To be sure, Heins, formerly the chief operating officer, inherited a mess. In four years, RIM has tumbled to earth with a violence rivaled only by Nokia.
Shares have lost more than 90 percent of their value since their peak, as customers abandoned the messaging-oriented BlackBerry in favor of app-driven touchscreen devices supported by Apple and Google .
But arguably Heins has made things worse with his erratic communication about the state of the company.
First he said RIM didn't need a turnaround, just better marketing. Then he said the problems were worse than he anticipated, and a turnaround was indeed in order.
Lately, he has seemed to settle on both; weeks after he announced alayoff of 5,000 employees, nearly a third of the workforce, he has followed up with assurances to the Canadian Broadcasting Company that RIM might have been a troubled company a few weeks ago, but "there's nothing wrong with the company as it exists right now."

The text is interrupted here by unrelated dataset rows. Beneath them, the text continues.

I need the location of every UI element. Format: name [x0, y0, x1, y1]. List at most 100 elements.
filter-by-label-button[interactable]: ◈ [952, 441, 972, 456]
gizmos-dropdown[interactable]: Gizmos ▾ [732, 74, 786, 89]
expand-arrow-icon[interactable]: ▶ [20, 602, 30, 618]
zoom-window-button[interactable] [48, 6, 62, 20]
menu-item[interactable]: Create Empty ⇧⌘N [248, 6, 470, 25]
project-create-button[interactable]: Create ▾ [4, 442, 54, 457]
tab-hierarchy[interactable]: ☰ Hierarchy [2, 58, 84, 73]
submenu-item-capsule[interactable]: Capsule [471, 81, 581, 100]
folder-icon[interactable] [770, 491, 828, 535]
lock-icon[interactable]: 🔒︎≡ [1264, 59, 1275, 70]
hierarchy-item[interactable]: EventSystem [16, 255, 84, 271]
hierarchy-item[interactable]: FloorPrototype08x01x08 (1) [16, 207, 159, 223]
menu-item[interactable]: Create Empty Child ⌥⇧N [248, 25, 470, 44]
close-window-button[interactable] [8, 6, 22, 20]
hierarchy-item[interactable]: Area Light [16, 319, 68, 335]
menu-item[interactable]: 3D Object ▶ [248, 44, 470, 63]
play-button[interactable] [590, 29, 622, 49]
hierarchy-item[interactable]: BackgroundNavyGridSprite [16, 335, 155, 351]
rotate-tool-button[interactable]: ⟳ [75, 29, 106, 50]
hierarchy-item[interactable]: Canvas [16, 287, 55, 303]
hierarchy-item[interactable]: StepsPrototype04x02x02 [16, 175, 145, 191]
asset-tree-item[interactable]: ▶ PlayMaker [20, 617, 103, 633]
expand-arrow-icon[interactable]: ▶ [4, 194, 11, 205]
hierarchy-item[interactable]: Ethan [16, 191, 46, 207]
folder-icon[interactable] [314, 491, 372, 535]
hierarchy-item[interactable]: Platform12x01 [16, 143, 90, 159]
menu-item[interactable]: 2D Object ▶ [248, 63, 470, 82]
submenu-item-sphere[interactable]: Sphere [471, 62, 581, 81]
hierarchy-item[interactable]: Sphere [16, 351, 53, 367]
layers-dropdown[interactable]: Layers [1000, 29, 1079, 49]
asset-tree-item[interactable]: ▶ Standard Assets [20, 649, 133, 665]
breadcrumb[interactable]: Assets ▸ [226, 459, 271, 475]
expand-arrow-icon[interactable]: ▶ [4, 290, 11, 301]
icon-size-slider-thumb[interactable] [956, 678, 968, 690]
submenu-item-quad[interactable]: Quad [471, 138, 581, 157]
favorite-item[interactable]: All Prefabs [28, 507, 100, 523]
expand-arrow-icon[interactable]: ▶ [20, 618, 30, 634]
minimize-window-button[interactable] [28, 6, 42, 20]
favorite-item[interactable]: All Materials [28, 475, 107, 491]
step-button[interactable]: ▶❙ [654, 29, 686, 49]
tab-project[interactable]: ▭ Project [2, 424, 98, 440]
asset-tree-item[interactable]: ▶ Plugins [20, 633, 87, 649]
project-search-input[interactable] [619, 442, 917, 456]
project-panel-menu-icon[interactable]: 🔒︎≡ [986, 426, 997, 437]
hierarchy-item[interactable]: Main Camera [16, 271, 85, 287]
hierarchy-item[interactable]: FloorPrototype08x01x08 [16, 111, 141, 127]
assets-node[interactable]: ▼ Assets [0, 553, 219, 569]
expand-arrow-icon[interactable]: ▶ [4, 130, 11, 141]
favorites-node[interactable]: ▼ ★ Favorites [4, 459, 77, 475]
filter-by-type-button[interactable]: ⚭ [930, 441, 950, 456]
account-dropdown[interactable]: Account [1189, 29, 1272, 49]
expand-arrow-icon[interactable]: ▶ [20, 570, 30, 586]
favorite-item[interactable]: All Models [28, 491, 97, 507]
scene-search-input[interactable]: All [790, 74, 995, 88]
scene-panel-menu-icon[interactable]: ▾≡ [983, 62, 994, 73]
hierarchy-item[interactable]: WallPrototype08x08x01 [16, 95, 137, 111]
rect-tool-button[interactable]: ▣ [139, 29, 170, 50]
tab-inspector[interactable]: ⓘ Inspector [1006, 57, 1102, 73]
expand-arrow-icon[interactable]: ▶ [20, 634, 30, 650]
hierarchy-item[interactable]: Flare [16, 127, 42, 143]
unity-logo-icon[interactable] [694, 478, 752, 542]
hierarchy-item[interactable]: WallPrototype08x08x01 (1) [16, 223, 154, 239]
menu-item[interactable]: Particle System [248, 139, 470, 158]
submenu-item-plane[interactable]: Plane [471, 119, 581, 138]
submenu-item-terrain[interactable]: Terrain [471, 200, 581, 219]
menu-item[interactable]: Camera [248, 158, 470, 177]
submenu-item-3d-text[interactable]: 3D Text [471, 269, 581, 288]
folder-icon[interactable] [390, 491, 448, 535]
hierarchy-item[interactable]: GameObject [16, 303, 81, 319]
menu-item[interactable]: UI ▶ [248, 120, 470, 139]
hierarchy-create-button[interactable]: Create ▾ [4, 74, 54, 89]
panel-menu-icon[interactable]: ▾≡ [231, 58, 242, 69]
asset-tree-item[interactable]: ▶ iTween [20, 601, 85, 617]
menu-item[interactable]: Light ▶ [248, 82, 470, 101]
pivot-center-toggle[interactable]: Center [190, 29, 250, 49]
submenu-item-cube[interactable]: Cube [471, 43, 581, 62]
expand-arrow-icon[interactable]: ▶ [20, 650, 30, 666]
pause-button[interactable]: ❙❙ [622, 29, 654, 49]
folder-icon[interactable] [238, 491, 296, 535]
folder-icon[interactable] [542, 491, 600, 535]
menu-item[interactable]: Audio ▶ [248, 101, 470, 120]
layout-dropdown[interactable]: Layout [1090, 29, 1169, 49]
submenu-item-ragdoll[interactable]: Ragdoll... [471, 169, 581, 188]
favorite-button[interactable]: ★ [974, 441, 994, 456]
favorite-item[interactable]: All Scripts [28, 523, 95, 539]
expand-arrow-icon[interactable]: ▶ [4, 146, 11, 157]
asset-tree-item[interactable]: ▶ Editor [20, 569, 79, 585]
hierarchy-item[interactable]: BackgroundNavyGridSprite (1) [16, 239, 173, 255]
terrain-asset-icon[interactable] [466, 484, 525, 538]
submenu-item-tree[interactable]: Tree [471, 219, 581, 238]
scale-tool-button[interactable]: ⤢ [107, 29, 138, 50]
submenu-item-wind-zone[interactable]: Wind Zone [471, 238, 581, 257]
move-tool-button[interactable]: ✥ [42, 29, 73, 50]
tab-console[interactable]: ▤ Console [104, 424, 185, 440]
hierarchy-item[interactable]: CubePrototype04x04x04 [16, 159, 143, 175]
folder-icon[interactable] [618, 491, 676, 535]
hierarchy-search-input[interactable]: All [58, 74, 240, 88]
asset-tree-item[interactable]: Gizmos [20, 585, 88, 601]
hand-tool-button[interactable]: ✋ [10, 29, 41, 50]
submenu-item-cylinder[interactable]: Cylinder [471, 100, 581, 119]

In truth, RIM's path to independent survival — to say nothing of recovery — is dubious at best. Though Heins says RIM is not in a death spiral (and what else could he say?), I've seen them before, and ... let's put it this way: if the tech death spiral were a gymnastics move, RIM would be executing it with Olympic precision.
Andrew Ross Sorkin asked me on Squawk Box this morning what happens next for the company. Here's the hard truth: For RIM to avoid sliding further into irrelevance, its BlackBerry 10 operating system will have to be so revolutionary that it doesn't just compete with iOS and Android, but it makes them irrelevant. Not even RIM is claiming that's going to happen.
Unless RIM can do that, it's stuck trying to sell its legacy BlackBerry operating system for at least three more years while production of BlackBerry 10 devices ramps up. Considering BlackBerry device sales dropped by 40 percent in a year and a half, that's likely to be tough.